The speaker, I’Ching Thomas of RZIM, had reminded us that the gospel is not just about ideas and concepts. It is rooted in history. It looks back to the historical reality of the resurrection. And it looks forward to the new heaven and the new earth. In the words of John:
Then I saw ‘a new heaven and a new earth,’ for the first heaven and the first earth had passed away, and there was no longer any sea. I saw the Holy City, the new Jerusalem, coming down out of heaven from God, prepared as a bride beautifully dressed for her husband. And I heard a loud voice from the throne saying, ‘Look! God’s dwelling place is now among the people, and he will dwell with them. They will be his people, and God himself will be with them and be their God. He will wipe every tear from their eyes. There will be no more death or mourning or crying or pain, for the old order of things has passed away.’ He who was seated on the throne said, ‘I am making everything new!’ Then he said, ‘Write this down, for these words are trustworthy and true.’ ” [Revelation 21:1-5 TNIV]
I’Ching reminded us that our gospel had often been too reductionistic, reduced to four basic facts, a promise of some two dimensional new life here on earth, and hardly a mention of the new heavens and the new earth yet to come, with its robust picture of a completed shalom, when there will be “no more death or mourning or crying or pain.”

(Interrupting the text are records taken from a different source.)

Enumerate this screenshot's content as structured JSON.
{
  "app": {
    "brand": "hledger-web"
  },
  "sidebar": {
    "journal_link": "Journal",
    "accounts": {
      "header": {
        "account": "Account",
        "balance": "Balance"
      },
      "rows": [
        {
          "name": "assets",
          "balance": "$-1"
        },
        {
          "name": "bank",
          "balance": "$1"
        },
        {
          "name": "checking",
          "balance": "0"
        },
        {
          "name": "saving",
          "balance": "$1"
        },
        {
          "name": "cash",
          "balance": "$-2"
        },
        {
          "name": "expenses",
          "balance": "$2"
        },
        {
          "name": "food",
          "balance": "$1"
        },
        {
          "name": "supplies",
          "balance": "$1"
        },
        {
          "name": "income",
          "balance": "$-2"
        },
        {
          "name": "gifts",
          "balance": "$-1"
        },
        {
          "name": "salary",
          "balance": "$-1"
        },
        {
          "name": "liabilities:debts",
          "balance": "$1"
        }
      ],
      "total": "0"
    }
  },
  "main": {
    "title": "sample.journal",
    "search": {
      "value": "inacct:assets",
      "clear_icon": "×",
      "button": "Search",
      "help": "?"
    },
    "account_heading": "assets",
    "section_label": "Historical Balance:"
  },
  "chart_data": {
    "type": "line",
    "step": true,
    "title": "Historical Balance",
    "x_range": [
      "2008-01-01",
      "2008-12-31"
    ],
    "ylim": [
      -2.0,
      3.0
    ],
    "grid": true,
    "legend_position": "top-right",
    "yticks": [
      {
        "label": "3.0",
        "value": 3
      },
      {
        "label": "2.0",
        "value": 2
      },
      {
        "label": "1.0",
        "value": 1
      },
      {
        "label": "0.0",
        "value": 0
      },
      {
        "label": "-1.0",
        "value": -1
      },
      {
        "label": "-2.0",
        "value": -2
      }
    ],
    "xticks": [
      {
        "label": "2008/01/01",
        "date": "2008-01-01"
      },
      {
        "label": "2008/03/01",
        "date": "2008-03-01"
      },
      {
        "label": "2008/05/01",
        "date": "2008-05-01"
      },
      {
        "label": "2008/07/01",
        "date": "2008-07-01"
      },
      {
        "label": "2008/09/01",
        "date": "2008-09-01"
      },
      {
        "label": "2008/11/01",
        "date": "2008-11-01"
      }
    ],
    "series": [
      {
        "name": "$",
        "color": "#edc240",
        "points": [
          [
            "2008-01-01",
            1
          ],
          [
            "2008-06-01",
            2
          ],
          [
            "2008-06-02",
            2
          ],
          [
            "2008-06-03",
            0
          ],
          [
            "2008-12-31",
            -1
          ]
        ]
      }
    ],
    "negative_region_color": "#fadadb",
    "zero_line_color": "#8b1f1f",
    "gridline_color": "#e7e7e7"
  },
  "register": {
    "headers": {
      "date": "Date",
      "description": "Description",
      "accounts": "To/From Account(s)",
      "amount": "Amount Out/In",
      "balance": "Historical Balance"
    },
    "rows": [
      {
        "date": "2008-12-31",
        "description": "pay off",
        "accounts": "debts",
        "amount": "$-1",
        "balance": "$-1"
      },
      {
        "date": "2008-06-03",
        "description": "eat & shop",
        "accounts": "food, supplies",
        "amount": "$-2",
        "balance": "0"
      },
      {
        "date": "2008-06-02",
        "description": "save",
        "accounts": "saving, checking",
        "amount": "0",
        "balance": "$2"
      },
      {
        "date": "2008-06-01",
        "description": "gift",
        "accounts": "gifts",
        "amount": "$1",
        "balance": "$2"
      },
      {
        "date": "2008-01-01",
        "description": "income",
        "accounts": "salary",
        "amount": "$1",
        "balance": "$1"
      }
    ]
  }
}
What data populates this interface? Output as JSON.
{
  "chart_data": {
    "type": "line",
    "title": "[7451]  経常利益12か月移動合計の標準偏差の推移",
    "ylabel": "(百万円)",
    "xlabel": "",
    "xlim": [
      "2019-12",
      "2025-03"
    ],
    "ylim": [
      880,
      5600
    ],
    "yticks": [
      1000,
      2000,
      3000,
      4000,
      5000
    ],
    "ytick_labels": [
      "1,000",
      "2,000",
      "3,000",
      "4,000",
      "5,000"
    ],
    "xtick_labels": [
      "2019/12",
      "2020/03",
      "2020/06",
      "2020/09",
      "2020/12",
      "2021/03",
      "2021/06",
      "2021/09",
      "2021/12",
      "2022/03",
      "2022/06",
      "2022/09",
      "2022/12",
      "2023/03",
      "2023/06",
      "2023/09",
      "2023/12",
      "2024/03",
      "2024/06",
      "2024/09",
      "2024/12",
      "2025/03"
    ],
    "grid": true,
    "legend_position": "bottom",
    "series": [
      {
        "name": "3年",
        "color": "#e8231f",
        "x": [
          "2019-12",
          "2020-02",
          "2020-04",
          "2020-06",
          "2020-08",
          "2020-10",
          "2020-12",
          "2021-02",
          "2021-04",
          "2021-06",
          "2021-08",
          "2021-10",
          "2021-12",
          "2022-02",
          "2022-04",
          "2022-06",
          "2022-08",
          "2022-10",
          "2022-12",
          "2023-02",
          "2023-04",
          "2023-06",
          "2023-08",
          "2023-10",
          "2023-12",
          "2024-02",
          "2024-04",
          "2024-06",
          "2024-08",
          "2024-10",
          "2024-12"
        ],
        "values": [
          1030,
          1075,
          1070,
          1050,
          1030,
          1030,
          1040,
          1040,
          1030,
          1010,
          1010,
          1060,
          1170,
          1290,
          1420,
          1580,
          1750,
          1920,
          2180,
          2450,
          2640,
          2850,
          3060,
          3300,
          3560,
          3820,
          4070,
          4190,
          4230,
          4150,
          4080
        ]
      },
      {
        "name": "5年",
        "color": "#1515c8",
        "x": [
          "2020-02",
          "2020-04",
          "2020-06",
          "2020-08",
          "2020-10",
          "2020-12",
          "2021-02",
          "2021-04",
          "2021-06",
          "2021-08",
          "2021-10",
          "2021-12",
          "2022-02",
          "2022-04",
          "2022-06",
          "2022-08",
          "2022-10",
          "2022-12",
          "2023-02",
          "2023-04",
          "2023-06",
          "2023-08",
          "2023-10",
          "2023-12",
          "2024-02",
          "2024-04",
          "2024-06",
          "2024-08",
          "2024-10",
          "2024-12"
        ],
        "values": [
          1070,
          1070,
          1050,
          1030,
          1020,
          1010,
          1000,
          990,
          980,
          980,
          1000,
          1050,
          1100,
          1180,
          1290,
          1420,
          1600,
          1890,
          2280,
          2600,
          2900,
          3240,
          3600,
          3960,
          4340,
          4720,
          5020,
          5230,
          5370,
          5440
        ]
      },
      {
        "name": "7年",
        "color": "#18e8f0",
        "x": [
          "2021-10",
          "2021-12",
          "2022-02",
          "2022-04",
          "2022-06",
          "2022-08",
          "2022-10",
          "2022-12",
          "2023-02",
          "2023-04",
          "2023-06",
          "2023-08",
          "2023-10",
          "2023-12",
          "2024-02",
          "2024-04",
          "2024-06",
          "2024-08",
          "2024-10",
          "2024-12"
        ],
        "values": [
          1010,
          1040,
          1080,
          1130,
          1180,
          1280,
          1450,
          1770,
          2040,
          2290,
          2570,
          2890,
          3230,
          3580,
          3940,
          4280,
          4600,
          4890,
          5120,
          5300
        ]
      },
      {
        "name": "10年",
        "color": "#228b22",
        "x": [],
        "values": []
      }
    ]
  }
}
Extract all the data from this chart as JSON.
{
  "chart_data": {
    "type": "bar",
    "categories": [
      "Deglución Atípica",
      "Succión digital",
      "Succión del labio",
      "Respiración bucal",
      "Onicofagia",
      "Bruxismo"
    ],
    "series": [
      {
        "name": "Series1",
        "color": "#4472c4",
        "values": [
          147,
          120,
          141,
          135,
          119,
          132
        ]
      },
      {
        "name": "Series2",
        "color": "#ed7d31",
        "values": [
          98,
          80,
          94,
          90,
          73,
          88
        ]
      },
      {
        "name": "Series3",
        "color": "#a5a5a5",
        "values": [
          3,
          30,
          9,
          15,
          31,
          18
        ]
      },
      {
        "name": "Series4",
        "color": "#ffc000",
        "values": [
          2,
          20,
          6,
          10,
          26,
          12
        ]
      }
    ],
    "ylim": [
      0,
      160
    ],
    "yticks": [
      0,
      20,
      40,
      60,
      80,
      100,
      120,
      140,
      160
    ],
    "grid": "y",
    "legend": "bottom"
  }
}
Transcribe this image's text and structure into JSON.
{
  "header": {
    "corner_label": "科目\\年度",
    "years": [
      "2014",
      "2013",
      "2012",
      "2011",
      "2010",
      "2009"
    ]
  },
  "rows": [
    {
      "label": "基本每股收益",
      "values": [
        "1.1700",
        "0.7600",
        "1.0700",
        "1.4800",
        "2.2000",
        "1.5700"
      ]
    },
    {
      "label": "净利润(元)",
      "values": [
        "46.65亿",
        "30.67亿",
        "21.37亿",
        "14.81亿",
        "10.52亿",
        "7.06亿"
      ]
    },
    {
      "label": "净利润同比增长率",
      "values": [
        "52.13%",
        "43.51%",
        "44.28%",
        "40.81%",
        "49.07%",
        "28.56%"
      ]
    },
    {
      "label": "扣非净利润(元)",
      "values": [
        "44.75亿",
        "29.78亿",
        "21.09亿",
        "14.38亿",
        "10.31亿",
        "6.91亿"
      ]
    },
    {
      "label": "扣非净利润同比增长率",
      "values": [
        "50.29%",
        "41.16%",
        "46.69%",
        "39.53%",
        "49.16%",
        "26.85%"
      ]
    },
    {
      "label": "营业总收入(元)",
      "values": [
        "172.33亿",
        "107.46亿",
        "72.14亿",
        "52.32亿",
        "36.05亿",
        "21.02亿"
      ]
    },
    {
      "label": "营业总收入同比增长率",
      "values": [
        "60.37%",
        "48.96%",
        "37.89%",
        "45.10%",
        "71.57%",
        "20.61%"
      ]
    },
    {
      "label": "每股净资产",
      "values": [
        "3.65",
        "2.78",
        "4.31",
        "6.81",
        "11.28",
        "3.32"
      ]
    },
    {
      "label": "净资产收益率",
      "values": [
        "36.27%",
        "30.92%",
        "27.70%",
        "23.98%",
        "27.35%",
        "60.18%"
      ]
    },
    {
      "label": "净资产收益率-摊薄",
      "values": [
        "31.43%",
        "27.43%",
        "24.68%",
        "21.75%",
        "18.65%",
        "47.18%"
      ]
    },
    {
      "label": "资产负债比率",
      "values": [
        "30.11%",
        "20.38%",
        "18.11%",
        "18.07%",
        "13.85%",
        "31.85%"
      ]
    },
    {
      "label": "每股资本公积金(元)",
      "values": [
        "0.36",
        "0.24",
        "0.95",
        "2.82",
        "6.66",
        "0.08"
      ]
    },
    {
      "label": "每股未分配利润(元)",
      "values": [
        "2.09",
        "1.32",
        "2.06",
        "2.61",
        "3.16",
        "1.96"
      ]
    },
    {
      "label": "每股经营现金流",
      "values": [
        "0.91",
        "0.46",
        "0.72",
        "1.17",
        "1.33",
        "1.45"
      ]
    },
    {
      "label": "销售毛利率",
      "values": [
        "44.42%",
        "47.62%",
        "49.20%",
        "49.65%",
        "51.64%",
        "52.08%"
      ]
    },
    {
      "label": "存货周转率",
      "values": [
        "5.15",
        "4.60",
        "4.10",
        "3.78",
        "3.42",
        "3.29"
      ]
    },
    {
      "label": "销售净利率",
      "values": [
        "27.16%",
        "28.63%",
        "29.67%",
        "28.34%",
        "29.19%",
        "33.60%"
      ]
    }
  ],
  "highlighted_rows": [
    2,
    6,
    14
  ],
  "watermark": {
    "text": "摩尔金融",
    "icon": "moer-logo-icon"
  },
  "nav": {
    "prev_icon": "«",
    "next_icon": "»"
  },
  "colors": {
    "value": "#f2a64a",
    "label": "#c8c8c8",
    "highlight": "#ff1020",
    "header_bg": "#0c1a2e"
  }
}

It doesn’t help that a relatively wealthy middle class church finds its heart fairly anchored in this life and doesn’t feel the need to reflect seriously about the final outcome of history and the contours of the eschaton. Thus we find ourselves poorly armed to face the tragedies of life that come to all of us whatever our stations in life.
One of the things we need to know as we face the joys and sorrows of this life is that it will not always be so. There will come a time when there will be no more sorrow. Sorrow’s days are numbered.
While she is with us, sorrow can still cut like a knife and stab you deep in the heart. Indeed some of sorrow’s wounds may be with us till the new heavens and the new earths. But it is in the knowing that there will be a day when sorrow will be no more that gives us the strength to carry on.
There is further encouragement as well. While sorrow and joy may coexist in this life, the hand of the Divine Author has often transformed sorrow into a womb for joy. His template and master stroke was the Cross. Out of deep sorrow and death came life and joy.
I met my bride Bernice at one of the lowest points of my life. My father lay dying in Penang. My two boys were facing major government examinations in Kuala Lumpur. And I had to take a workshop at a Leadership Conference in Singapore. It was an impossible time.
I had decided to publish my second book in Singapore. A common friend had introduced me to Armour Publishing and I met the publisher, Bernice, at the Leadership Conference. We discovered that we both liked mystery novels. A working relationship became friendship. And friendship became the foundation for love and marriage. But I had met Bernice at one of the lowest points of my life. The distance between joy and sorrow is razor thin.
In the face of the sorrows of life, we find strength in the hope of the new heavens and the new earth. We also find hope in the mystery of a God that brings joy out of sorrow. And we find encouragement from the friends that walk with us on the way.
I will look for a time to be with my friend as soon as I get home. Losing a parent is a deep loss under any circumstance. And I am profoundly grateful that by the grace of God I now have a very special friend by my side. Together we will all journey on till the day when sorrow will be no more.